The neighbor's demoralization could be one of the reasons why the Thebans were able to drive through the Mantinean phalanx, representing one of the earliest consequences of not providing a **Spoiler Alert**. However (SPOILER ALERT), although the Thebans won the battle, they ultimately sued for peace because their leaders died.

Were foot soldiers in Ancient Greece really guilty of spoiling epic storylines for one another? Hard to say. What we do know is that upon the 1960 release of "Psycho," Alfred Hitchcock pleaded with viewers not to give away the ending since it was the only one he had.

That was a good line, but you'll notice Hitchcock didn't use words like "spoiler" or "spoiling." That first-use distinction goes to one Doug Kenney, who in 1971 penned an inflammatory article titled "Spoilers" for the satirical magazine "National Lampoon." Therein, he proposed to save readers both time and money by spoiling the plots of as many books and movies as he could manage.

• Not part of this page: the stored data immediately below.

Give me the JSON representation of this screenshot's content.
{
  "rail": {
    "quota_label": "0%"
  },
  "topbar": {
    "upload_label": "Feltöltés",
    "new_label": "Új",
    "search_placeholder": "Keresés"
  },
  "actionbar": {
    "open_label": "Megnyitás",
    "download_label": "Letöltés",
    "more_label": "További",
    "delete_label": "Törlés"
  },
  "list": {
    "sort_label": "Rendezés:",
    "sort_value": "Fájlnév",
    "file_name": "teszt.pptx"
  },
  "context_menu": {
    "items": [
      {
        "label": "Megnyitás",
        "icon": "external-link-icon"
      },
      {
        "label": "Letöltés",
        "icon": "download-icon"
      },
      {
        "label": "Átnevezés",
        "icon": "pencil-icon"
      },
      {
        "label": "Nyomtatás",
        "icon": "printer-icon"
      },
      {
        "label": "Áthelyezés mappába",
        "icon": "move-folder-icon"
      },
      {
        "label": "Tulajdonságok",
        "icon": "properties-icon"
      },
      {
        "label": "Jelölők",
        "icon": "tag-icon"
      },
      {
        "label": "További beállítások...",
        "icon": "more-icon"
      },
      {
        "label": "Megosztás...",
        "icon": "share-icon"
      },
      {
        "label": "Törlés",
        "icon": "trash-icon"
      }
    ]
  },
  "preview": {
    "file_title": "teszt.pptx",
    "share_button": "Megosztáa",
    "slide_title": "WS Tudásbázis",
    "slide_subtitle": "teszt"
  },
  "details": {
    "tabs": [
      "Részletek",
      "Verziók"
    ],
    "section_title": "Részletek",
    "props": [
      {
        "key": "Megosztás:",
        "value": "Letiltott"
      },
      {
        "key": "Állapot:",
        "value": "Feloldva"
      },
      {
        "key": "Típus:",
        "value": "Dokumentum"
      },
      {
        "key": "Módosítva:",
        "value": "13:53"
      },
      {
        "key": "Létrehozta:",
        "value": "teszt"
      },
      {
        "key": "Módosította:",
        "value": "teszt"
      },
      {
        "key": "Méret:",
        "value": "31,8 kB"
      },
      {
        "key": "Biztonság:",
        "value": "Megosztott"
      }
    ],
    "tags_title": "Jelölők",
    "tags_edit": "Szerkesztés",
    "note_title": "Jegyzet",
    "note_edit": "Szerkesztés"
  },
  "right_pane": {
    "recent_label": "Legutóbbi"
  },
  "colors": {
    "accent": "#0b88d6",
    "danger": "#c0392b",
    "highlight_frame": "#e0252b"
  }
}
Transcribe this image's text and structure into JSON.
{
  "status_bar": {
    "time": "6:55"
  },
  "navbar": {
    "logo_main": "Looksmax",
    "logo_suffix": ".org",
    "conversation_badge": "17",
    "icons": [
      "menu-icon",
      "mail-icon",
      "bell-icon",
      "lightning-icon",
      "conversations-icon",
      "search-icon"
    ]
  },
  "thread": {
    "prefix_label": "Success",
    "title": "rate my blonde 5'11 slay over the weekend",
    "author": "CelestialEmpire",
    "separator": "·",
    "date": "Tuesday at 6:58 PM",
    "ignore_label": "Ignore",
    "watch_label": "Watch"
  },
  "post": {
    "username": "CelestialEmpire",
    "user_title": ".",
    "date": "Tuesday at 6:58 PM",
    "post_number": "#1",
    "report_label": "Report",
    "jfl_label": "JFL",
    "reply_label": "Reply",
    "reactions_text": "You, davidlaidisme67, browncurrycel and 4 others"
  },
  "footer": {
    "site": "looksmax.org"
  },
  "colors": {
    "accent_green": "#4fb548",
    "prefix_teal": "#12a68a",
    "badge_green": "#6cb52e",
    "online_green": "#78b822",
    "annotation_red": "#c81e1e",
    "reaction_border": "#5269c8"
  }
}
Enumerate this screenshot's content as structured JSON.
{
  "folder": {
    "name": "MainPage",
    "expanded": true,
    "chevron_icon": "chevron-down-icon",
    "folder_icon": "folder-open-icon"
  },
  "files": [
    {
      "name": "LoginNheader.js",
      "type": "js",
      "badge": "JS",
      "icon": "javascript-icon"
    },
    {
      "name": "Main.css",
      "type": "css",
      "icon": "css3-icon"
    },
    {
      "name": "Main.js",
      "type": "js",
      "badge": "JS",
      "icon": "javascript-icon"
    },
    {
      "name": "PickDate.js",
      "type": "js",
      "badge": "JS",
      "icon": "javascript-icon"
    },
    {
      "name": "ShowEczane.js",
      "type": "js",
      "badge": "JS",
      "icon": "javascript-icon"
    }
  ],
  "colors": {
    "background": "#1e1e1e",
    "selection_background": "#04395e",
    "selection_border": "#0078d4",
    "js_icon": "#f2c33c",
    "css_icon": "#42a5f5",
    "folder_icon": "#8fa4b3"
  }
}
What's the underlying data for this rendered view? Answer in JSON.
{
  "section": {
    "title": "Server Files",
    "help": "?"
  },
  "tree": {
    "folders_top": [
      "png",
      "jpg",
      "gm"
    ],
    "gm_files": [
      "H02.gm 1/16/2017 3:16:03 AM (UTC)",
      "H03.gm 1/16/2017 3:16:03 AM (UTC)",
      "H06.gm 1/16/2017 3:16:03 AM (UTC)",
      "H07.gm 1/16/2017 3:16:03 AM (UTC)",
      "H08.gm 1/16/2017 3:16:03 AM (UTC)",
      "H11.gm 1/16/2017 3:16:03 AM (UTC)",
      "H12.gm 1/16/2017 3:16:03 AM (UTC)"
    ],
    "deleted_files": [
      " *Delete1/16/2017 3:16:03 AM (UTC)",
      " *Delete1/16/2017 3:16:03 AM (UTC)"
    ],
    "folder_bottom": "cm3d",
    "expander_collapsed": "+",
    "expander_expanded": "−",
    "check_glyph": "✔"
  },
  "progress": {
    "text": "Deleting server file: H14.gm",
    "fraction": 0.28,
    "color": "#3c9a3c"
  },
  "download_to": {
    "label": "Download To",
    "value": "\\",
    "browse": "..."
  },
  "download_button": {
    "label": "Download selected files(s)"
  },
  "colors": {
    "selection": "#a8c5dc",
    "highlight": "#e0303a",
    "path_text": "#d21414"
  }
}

After that, the term "spoiler" began to take root in popular culture. In 1979, a book reviewer in the sci-fi magazine "Destinies," for instance, began adding "spoiler warnings" before revealing key plot points in his reviews [source: Freeman].

But it was electronic media that eventually provided the ideal environment for the idea of "spoilers" to flourish. In 1979 an electronic mailing list called "SF-Lovers" hosted by MIT's Artificial Intelligence Laboratory saw a flurry of discussions about the first Star Trek movie. The moderator started adding spoiler warnings to the communications. And in 1982 it was the second Star Trek movie, "The Wrath of Khan," that inspired the first known use of the term "spoiler alert" on an early form of Internet discussion group [source: Zimmer].

Fast-forward to July 2010 when TV critic Alessandra Stanley published a now-infamous article about "Mad Men" in which she mentioned key plot points of the show's fourth season WITHOUT a spoiler alert warning. The outrage was astronomical. The show's creator professed himself to be "shocked." Other journalists pilloried her; she was branded "despicable" by "New York" magazine [source: Freeman]. The idea of spoilers had reached its zenith, so embedded in the cultural etiquette were they that to flout the rules governing them was to risk public shaming.